Selasa, 02 Juni 2020

Puisi Doa Kiai Muhammad Faizi

Imam Nawawi *

Tanggal 28 Juli 2018, Kiai Penyair Muhammad Faizi, Pengasuh Pondok Pesantren Annuqayah Sumenep, membacakan “Puisi Doa” di hadapan para wartawan dan jajaran birokrat Sumenep. Berikut ini lantunan bait-bait sajaknya:

“... Ya Allah, aku berlindung dari silap geli penyair, yang melihat sembilu laksana belati, karena pandangannya adalah seperti. Aku berlindung dari sajak penyair, yang mabuk mandam sajak-sajaknya, mengatakan separuh puisi, menyembunyikannya separuh lagi. Ya Allah, aku berlindung dari khayal penyair, yang menyepuh hak kepada batil, karena kesamaran yang disamarkan, karena kebenaran yang diserupakan, pada majaz menipu tafsir.

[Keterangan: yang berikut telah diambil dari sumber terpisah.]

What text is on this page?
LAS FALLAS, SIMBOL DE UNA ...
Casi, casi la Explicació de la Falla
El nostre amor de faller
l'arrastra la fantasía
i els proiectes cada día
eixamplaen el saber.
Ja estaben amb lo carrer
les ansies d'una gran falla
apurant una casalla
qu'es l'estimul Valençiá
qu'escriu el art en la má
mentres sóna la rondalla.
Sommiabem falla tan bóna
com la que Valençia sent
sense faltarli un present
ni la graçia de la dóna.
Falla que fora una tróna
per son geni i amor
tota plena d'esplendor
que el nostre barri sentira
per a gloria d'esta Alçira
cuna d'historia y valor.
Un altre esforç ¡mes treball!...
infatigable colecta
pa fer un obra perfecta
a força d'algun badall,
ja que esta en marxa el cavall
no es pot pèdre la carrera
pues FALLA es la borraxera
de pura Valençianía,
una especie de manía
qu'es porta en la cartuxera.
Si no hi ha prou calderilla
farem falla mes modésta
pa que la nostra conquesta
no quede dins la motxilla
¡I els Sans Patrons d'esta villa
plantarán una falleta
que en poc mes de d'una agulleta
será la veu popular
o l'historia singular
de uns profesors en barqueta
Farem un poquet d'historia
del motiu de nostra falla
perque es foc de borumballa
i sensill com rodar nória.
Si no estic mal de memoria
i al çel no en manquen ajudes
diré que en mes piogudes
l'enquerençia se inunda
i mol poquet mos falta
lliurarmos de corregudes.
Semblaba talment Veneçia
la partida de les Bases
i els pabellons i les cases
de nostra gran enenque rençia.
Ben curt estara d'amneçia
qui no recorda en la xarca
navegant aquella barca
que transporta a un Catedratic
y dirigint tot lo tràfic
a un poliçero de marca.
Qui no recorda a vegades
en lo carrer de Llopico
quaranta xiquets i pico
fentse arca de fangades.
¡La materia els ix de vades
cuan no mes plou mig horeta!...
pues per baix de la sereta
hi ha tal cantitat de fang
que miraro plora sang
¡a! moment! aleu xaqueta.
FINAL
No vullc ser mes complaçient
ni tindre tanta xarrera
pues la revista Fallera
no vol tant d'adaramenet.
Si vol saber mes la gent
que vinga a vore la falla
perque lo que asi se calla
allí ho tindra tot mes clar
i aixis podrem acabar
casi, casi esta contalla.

Aku berlindung kepadamu, Ya Allah, yang melaungkan jalan pulang, bagi puisi di rimba bahasa, menulis esok untuk yang lusa, menulis yang fana untuk yang baqa. Jika hidupnya sebatas usia, tentu dia bukan penyair, karena kata di dalam sajak, akan selalu habis di ujung baris bait terakhir.

Ya Allah, ridhailah kami, jiwa kami, para wartawan ini, para penulis ini, semua yang ada di tempat ini, untuk berjihad dengan cara menulis. Niatkanlah kami tulus dan hati mukhlis. Berilah kami keteguhan, ketika uang dan tahta hendak merapuhkannya. Berilah kami ketekunan ketika harga dan penghargaan hendak melemahkannya. Berilah kami kebenaran ketika kekuasaan hendak mengancamnya...”

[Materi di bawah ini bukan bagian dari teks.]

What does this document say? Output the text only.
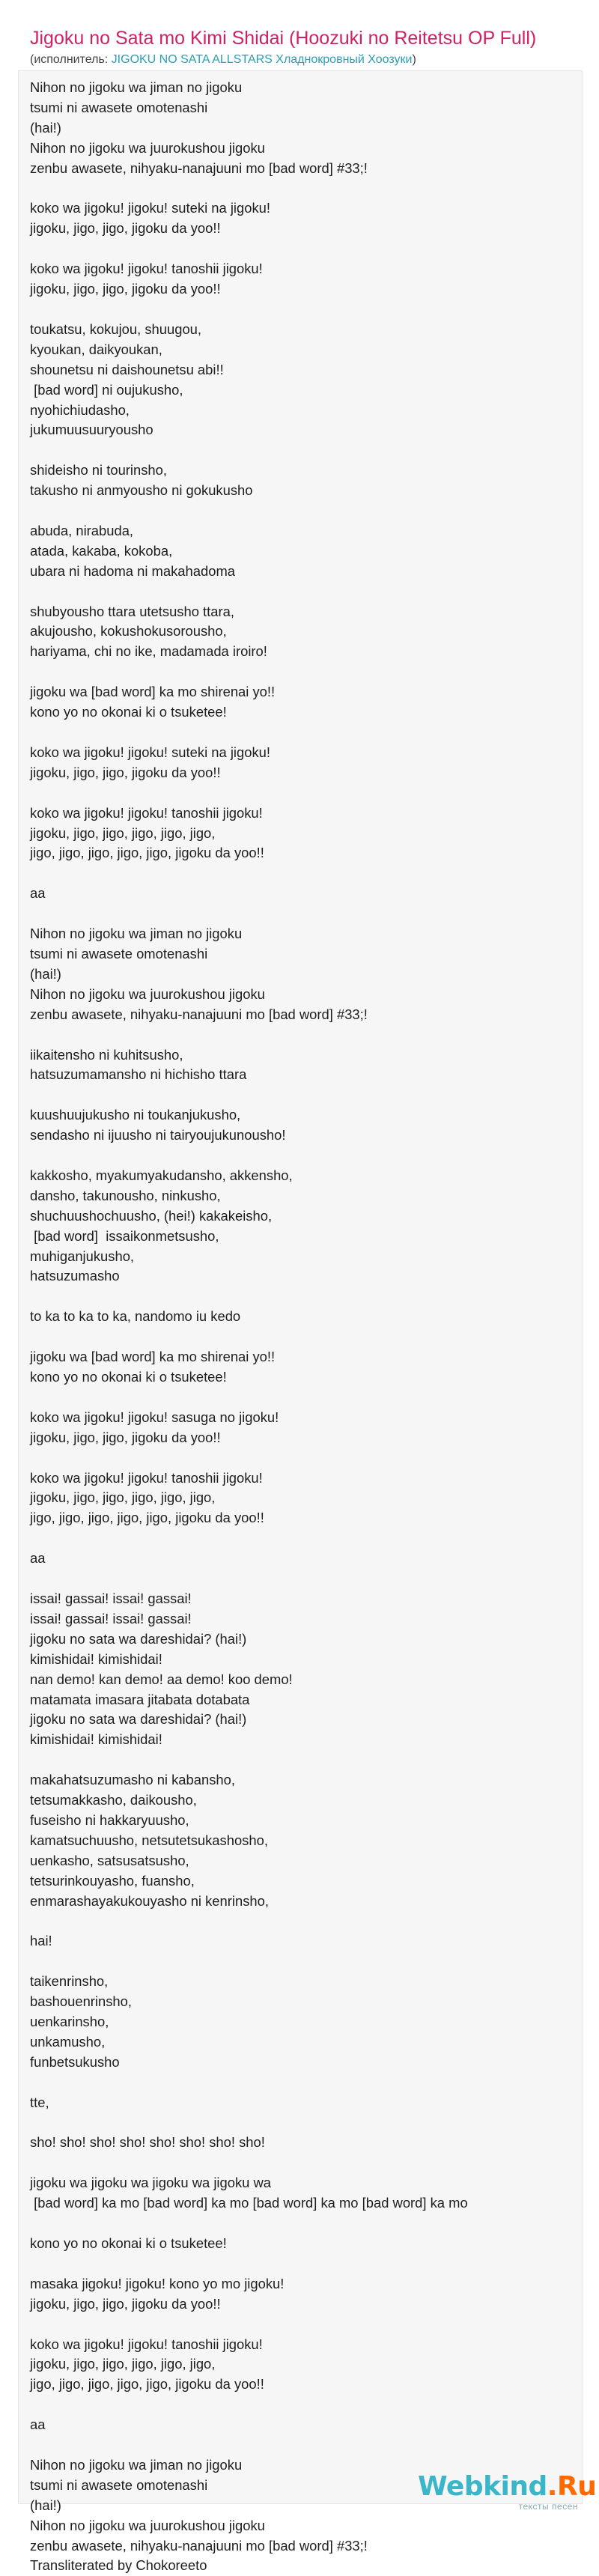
Jigoku no Sata mo Kimi Shidai (Hoozuki no Reitetsu OP Full)
(исполнитель: JIGOKU NO SATA ALLSTARS Хладнокровный Хоозуки)
Nihon no jigoku wa jiman no jigoku
tsumi ni awasete omotenashi
(hai!)
Nihon no jigoku wa juurokushou jigoku
zenbu awasete, nihyaku-nanajuuni mo [bad word] #33;!

koko wa jigoku! jigoku! suteki na jigoku!
jigoku, jigo, jigo, jigoku da yoo!!

koko wa jigoku! jigoku! tanoshii jigoku!
jigoku, jigo, jigo, jigoku da yoo!!

toukatsu, kokujou, shuugou,
kyoukan, daikyoukan,
shounetsu ni daishounetsu abi!!
[bad word] ni oujukusho,
nyohichiudasho,
jukumuusuuryousho

shideisho ni tourinsho,
takusho ni anmyousho ni gokukusho

abuda, nirabuda,
atada, kakaba, kokoba,
ubara ni hadoma ni makahadoma

shubyousho ttara utetsusho ttara,
akujousho, kokushokusorousho,
hariyama, chi no ike, madamada iroiro!

jigoku wa [bad word] ka mo shirenai yo!!
kono yo no okonai ki o tsuketee!

koko wa jigoku! jigoku! suteki na jigoku!
jigoku, jigo, jigo, jigoku da yoo!!

koko wa jigoku! jigoku! tanoshii jigoku!
jigoku, jigo, jigo, jigo, jigo, jigo,
jigo, jigo, jigo, jigo, jigo, jigoku da yoo!!

aa

Nihon no jigoku wa jiman no jigoku
tsumi ni awasete omotenashi
(hai!)
Nihon no jigoku wa juurokushou jigoku
zenbu awasete, nihyaku-nanajuuni mo [bad word] #33;!

iikaitensho ni kuhitsusho,
hatsuzumamansho ni hichisho ttara

kuushuujukusho ni toukanjukusho,
sendasho ni ijuusho ni tairyoujukunousho!

kakkosho, myakumyakudansho, akkensho,
dansho, takunousho, ninkusho,
shuchuushochuusho, (hei!) kakakeisho,
[bad word]  issaikonmetsusho,
muhiganjukusho,
hatsuzumasho

to ka to ka to ka, nandomo iu kedo

jigoku wa [bad word] ka mo shirenai yo!!
kono yo no okonai ki o tsuketee!

koko wa jigoku! jigoku! sasuga no jigoku!
jigoku, jigo, jigo, jigoku da yoo!!

koko wa jigoku! jigoku! tanoshii jigoku!
jigoku, jigo, jigo, jigo, jigo, jigo,
jigo, jigo, jigo, jigo, jigo, jigoku da yoo!!

aa

issai! gassai! issai! gassai!
issai! gassai! issai! gassai!
jigoku no sata wa dareshidai? (hai!)
kimishidai! kimishidai!
nan demo! kan demo! aa demo! koo demo!
matamata imasara jitabata dotabata
jigoku no sata wa dareshidai? (hai!)
kimishidai! kimishidai!

makahatsuzumasho ni kabansho,
tetsumakkasho, daikousho,
fuseisho ni hakkaryuusho,
kamatsuchuusho, netsutetsukashosho,
uenkasho, satsusatsusho,
tetsurinkouyasho, fuansho,
enmarashayakukouyasho ni kenrinsho,

hai!

taikenrinsho,
bashouenrinsho,
uenkarinsho,
unkamusho,
funbetsukusho

tte,

sho! sho! sho! sho! sho! sho! sho! sho!

jigoku wa jigoku wa jigoku wa jigoku wa
[bad word] ka mo [bad word] ka mo [bad word] ka mo [bad word] ka mo

kono yo no okonai ki o tsuketee!

masaka jigoku! jigoku! kono yo mo jigoku!
jigoku, jigo, jigo, jigoku da yoo!!

koko wa jigoku! jigoku! tanoshii jigoku!
jigoku, jigo, jigo, jigo, jigo, jigo,
jigo, jigo, jigo, jigo, jigo, jigoku da yoo!!

aa

Nihon no jigoku wa jiman no jigoku
tsumi ni awasete omotenashi
(hai!)
Nihon no jigoku wa juurokushou jigoku
zenbu awasete, nihyaku-nanajuuni mo [bad word] #33;!
Transliterated by Chokoreeto
Webkind.Ru
тексты песен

Hamsa Michael Stainton (2013), dengan mengkaji puisi-puisi doa dalam aliran Siwaisme, melihat bagaimana sebuah puisi mampu mengintegrasikan tradisi, teologi, ibadah dan pengabdian pada Dewa Siwa. Sehingga Stainton tiba pada kesimpulan bahwa puisi doa di Asia Selatan ini mencerminkan kompleksitas hubungan antara puisi dan doa. Muhammad Faizi (M. Faizi), melalui bait-bait Puisi Doa di atas, tidak saja bicara soal tradisi, teologi, dan ibadah, melainkan juga nilai-nilai kebangsaannya sangat kental sekali.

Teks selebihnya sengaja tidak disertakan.